In response, Rebekah asks an appropriate question: “If it is thus, why is this happening to me?”

Can you relate to this? Have you ever uttered these words?

If we’re honest, when things are not going our way, this is what we think whether we say it aloud. It is certainly difficult when our plan for our life does not line up with God’s plan. This internal restlessness could become a recipe for spiritual discouragement.

We learn a lesson from Rebekah that we can take home. Notice the flow, why is this happening to me . . . so she went to inquire of the Lord.

The question of “why?” is teamed up with prayer.

This snippet from the life of Rebekah reminds us that the regular, ordinary, everyday stuff of life should drive us to prayer. (What could be more everyday than discomfort in pregnancy?) Rebekah baptizes here fear, anxiety, and pain in prayer.

If you circle the runway of “why?” without landing on the airstrip of God’s character, then you will soon be engulfed in anxiety, bitterness, and discontentment. This pattern in the life of Rebekah is exactly what we need to observe. She asks, “Why?” because she is neither omniscient nor sovereign. She asks it to the Lord because he is both.

The promises of God drive us to God, even when life doesn’t make sense.

We see this pattern modeled by the Lord Jesus himself. When the vice was tightening upon our Master, he was greatly distressed. Like Rebekah, there was a great struggle within him. On the Mount of Olives, he was in the Olive Press. As he looked upon his hour he as weary. His Holy Father, beloved from eternity, was now tightening the handle, and he was being pressed and vexed by the trial at hand. And Rebekah’s ultimate son, the true Jacob, fell on his face under the heavy weight of the test. Sweating drops of blood, our Savior embraced God’s sovereign will as both fixed and good. Praying, Jesus said, “Not my will but yours be done.” This is the example for us, “looking to Jesus, the founder and perfecter of our faith, who for the joy that was set before him endured the cross, despising the shame, and is seated at the right hand of the throne of God” (Heb. 12:2).

As God’s sovereign will crashes like a giant wave upon the shore of your life, you kiss the wave and trust that he is both sovereign and good.

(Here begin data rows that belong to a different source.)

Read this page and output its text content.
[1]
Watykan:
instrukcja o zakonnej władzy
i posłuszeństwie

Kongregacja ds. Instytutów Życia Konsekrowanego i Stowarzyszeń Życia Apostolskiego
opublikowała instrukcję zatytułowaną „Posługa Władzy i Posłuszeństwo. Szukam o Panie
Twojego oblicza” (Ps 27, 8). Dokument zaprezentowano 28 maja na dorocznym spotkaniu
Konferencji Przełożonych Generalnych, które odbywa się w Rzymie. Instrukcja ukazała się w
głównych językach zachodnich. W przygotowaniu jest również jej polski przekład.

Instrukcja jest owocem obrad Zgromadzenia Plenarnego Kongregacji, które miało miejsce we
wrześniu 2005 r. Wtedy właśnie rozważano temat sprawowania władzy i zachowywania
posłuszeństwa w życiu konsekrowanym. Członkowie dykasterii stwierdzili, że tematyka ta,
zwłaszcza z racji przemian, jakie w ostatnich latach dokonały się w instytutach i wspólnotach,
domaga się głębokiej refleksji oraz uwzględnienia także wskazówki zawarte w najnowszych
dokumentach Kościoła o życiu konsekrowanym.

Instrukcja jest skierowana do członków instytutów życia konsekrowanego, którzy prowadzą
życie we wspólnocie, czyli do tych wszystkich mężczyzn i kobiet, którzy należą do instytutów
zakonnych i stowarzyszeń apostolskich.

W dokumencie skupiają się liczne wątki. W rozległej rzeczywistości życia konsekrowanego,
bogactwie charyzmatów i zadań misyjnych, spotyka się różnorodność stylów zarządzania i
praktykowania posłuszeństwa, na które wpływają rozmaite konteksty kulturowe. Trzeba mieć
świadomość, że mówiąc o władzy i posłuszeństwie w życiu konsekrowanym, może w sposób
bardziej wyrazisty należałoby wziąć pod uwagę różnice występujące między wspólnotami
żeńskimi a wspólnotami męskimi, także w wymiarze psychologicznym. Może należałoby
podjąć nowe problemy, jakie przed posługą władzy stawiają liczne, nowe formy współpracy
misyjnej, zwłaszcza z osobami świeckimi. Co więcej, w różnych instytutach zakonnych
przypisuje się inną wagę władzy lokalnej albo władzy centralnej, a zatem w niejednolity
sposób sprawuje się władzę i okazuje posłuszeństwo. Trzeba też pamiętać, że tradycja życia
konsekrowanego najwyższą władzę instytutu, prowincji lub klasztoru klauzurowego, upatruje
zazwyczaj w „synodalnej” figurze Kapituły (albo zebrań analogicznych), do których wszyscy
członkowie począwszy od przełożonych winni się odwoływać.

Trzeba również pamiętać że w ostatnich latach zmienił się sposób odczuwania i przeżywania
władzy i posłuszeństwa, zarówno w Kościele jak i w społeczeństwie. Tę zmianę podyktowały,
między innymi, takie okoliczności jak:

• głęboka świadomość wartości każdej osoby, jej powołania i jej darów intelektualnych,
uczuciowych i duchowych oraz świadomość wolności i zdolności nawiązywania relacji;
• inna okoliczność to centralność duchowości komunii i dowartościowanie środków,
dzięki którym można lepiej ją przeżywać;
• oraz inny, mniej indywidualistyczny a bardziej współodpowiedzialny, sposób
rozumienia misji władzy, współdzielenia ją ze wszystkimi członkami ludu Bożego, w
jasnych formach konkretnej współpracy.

The theological truth that God is both sovereign and also good does not make trials less arduous. They remain difficult. However, the trials, in God’s providence, do make God’s goodness and sovereignty more precious to us. Our sovereign God presses theology into our lives to fortify and strengthen us. Then, in the midst of the storm, doctrine is seen to be exceedingly precious. Far from impractical, doctrine is immensely practical and essential.